The future comes to pass, immediately 

While much of the conversation around large language models has been dominated by OpenAI’s GPT-3 – which Microsoft in January invested a further $10bn in – Katz pointed out that this not going to be a one-horse race. “Deep Mind are not a bunch of slouches,” he said. “They are not going to allow Microsoft to take the entire orange. This is going to be a lot of fun, it’s going to be a very exciting year.” 

Within a week of our conversation, Google launched new AI language model Bard, which is a rival to ChatGPT. 

Also following our conversation, Allen & Overy came out with its bombshell announcement that it has partnered with ‘co-pilot’ Harvey, a platform that leverages OpenAI’s technology (and investment) to help lawyers edit documents and perform legal research. This was followed by an announcement on 1 March that US legal research provider Casetext has launched a legal assistant powered by OpenAI’s technology. There are plenty of vendors announcing ChatGPT integrations. 

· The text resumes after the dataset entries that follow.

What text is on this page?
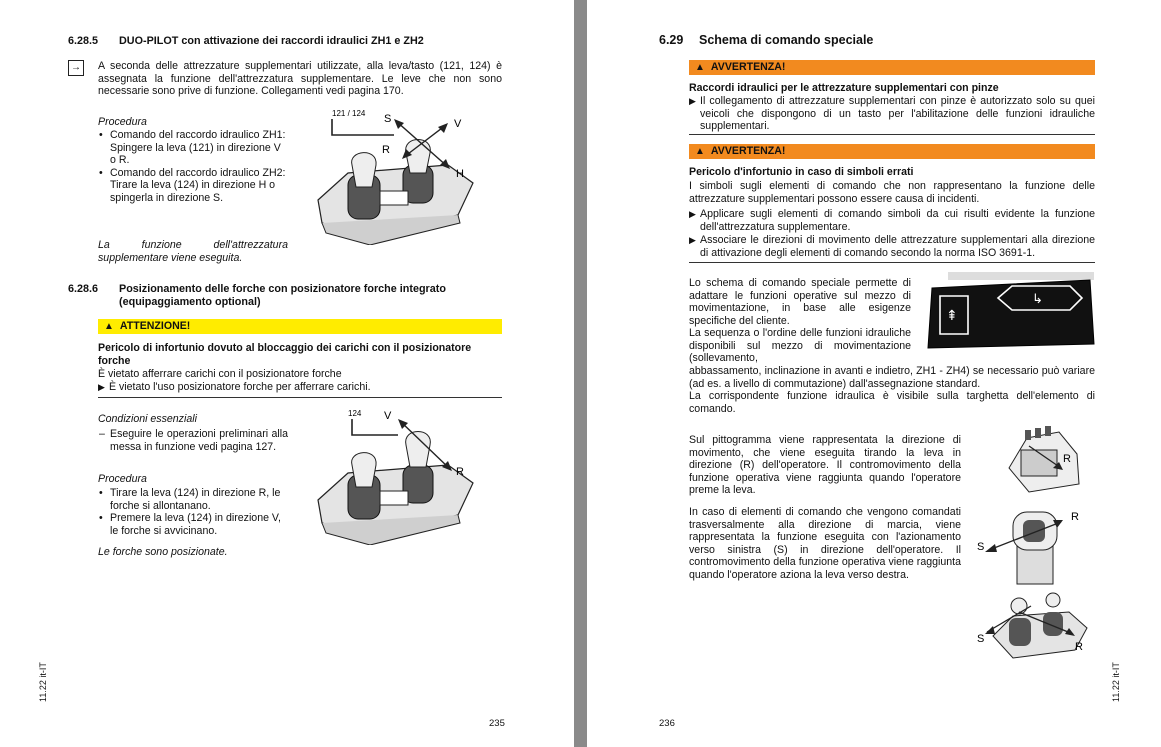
6.28.5 DUO-PILOT con attivazione dei raccordi idraulici ZH1 e ZH2
→ A seconda delle attrezzature supplementari utilizzate, alla leva/tasto (121, 124) è assegnata la funzione dell'attrezzatura supplementare. Le leve che non sono necessarie sono prive di funzione. Collegamenti vedi pagina 170.
Procedura
• Comando del raccordo idraulico ZH1:
Spingere la leva (121) in direzione V o R.
• Comando del raccordo idraulico ZH2:
Tirare la leva (124) in direzione H o spingerla in direzione S.
La funzione dell'attrezzatura supplementare viene eseguita.
121 / 124 S	V
R
H
6.28.6 Posizionamento delle forche con posizionatore forche integrato (equipaggiamento optional)
▲ ATTENZIONE!
Pericolo di infortunio dovuto al bloccaggio dei carichi con il posizionatore forche
È vietato afferrare carichi con il posizionatore forche
▶ È vietato l'uso posizionatore forche per afferrare carichi.
Condizioni essenziali
– Eseguire le operazioni preliminari alla messa in funzione vedi pagina 127.
Procedura
• Tirare la leva (124) in direzione R, le forche si allontanano.
• Premere la leva (124) in direzione V, le forche si avvicinano.
Le forche sono posizionate.
124 V
R
11.22 it-IT
235
6.29 Schema di comando speciale
▲ AVVERTENZA!
Raccordi idraulici per le attrezzature supplementari con pinze
▶ Il collegamento di attrezzature supplementari con pinze è autorizzato solo su quei veicoli che dispongono di un tasto per l'abilitazione delle funzioni idrauliche supplementari.
▲ AVVERTENZA!
Pericolo d'infortunio in caso di simboli errati
I simboli sugli elementi di comando che non rappresentano la funzione delle attrezzature supplementari possono essere causa di incidenti.
▶ Applicare sugli elementi di comando simboli da cui risulti evidente la funzione dell'attrezzatura supplementare.
▶ Associare le direzioni di movimento delle attrezzature supplementari alla direzione di attivazione degli elementi di comando secondo la norma ISO 3691-1.
Lo schema di comando speciale permette di adattare le funzioni operative sul mezzo di movimentazione, in base alle esigenze specifiche del cliente.
La sequenza o l'ordine delle funzioni idrauliche disponibili sul mezzo di movimentazione (sollevamento,
abbassamento, inclinazione in avanti e indietro, ZH1 - ZH4) se necessario può variare (ad es. a livello di commutazione) dall'assegnazione standard.
La corrispondente funzione idraulica è visibile sulla targhetta dell'elemento di comando.
⇞
↳
Sul pittogramma viene rappresentata la direzione di movimento, che viene eseguita tirando la leva in direzione (R) dell'operatore. Il contromovimento della funzione operativa viene raggiunta quando l'operatore preme la leva.
In caso di elementi di comando che vengono comandati trasversalmente alla direzione di marcia, viene rappresentata la funzione eseguita con l'azionamento verso sinistra (S) in direzione dell'operatore. Il contromovimento della funzione operativa viene raggiunta quando l'operatore aziona la leva verso destra.
R
R
S
S
R
236
11.22 it-IT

With regard to Microsoft, in our conversation Katz said: “Strategically it’s quite a genius thing they have done in positioning themselves so there is this independent entity (OpenAI) but they have the ability to invoke it into their own environment.” He pointed out that Microsoft will be looking at ways it can integrate GPT within Word, Outlook and PowerPoint. 

Microsoft on 6 March launched a Microsoft Dynamics-based Copilot across its business apps portfolio, touching on the Power platform and Dynamics 365, you guessed it, powered by OpenAI tech and built using the OpenAI Service. 

“Over the last four years, we’ve been on a journey to bring generative AI and foundation models to the workplace,” Charles Lamanna, CVP of business apps and platform at Microsoft told TechCrunch via email, adding, “And we’ve now reached the point where the tech and product can enable transformative outcomes for customers.” 

It is, without a doubt, going to be an exciting year.